What this would look like in practice would be the following (Taken from the proposed break of optimization daemon/inner misalignment):
Someone proposes a break of AI that threatens alignment like optimization daemons.
We test the claim on toy AIs, and either it doesn’t work or it does work on them, then we move to the next step.
We test the alignment break on a more realistic setting, and it turns out that the perceived break was going away.
Now, the key point is if a proposed break goes away or is made harder in more realistic settings, and especially if it keeps happening, we need to avoid giving credit to them for predicting the failure.
More generally, one issue I have is that I perceive an asymmetry between AI is dangerous and AI is safe people, in that if people were wrong about a danger, they’ll forget or not reference the fact that they’re wrong, but if they’re right about a danger, even if it’s much milder and some of their other predictions were wrong, people will treat you as an oracle.

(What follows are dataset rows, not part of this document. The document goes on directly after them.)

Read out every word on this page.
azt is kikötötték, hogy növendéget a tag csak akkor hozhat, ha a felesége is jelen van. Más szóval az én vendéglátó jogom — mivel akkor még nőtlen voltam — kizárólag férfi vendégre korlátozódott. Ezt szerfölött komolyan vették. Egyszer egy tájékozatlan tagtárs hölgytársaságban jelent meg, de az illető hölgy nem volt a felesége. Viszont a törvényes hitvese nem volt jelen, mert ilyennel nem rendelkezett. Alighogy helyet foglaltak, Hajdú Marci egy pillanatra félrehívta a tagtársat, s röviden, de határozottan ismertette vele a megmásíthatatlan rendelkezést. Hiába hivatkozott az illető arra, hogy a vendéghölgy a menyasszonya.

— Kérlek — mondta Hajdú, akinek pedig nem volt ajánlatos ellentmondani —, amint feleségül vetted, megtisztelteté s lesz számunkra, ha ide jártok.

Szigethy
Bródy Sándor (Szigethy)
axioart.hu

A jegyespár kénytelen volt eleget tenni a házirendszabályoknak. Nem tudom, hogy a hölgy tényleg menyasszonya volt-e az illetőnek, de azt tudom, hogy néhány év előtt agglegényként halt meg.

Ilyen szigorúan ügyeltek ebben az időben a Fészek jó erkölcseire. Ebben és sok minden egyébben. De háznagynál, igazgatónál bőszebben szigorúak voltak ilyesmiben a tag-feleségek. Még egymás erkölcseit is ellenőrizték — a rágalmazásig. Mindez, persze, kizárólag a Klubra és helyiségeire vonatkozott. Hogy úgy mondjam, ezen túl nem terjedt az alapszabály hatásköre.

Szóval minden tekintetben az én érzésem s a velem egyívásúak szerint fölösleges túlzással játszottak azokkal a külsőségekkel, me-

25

A quote from lc’s post on POC or GTFO culture as counter to alignment wordcelism explains my thoughts on the issue better than I can:
The computer security industry happens to know this dynamic very well. No one notices the Fortune 500 company that doesn’t suffer the ransomware attack. Outside the industry, this active vs. negative bias is so prevalent that information security standards are constantly derided as “horrific” without articulating the sense in which they fail, and despite the fact that online banking works pretty well virtually all of the time. Inside the industry, vague and unverified predictions that Companies Will Have Security Incidents, or that New Tools Will Have Security Flaws, are treated much more favorably in retrospect than vague and unverified predictions that companies will mostly do fine. Even if you’re right that an attack vector is unimportant and probably won’t lead to any real world consequences, in retrospect your position will be considered obvious. On the other hand, if you say that an attack vector is important, and you’re wrong, people will also forget about that in three years. So better list everything that could possibly go wrong[1], even if certain mishaps are much more likely than others, and collect oracle points when half of your failure scenarios are proven correct.
Scott Alexander writes about the asymmetry in From Nostradamus To Fukuyama. Reversing biases of public perception isn’t much use for sorting out correctness of arguments.

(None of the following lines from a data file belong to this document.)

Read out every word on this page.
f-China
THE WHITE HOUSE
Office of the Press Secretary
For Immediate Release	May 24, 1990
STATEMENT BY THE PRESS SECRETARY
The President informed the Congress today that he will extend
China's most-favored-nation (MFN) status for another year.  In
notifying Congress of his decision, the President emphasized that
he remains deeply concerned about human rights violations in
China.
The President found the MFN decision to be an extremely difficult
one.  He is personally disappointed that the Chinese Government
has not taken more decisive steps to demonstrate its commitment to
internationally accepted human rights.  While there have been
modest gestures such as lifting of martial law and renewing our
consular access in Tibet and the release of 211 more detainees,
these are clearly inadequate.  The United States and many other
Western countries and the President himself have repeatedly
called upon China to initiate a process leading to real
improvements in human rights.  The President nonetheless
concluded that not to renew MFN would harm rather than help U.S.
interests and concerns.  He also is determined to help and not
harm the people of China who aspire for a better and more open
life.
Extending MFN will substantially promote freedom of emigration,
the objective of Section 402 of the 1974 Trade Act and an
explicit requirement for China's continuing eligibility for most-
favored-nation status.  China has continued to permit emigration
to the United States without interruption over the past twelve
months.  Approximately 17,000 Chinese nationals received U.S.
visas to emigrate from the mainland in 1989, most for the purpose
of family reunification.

I do have other issues with the security mindset, but that is an important issue I had.
Turning to this part though, I think I might see where I disagree:
Reversing biases of public perception isn’t much use for sorting out correctness of arguments.
It’s not just public perception, but also the very researchers are biased to believe that danger is or will happen. Critically, since this is asymmetrical, it means that this has more implications for doomy people than for optimistic people.
It’s why I’m a priori a bit skeptical of AI doom, and it’s also why it’s consistent to believe that the real probability of doom is very low, almost arbitrarily low, while people think the probability of doom is quite high: You don’t pay attention to the not doom or the things that went right, only the things that went wrong.
Yes, that’s true, but I have more evidence than that, and in particular I have evidence that directly argues against the proposition of AI doom, and that a lot of common arguments for AI doom.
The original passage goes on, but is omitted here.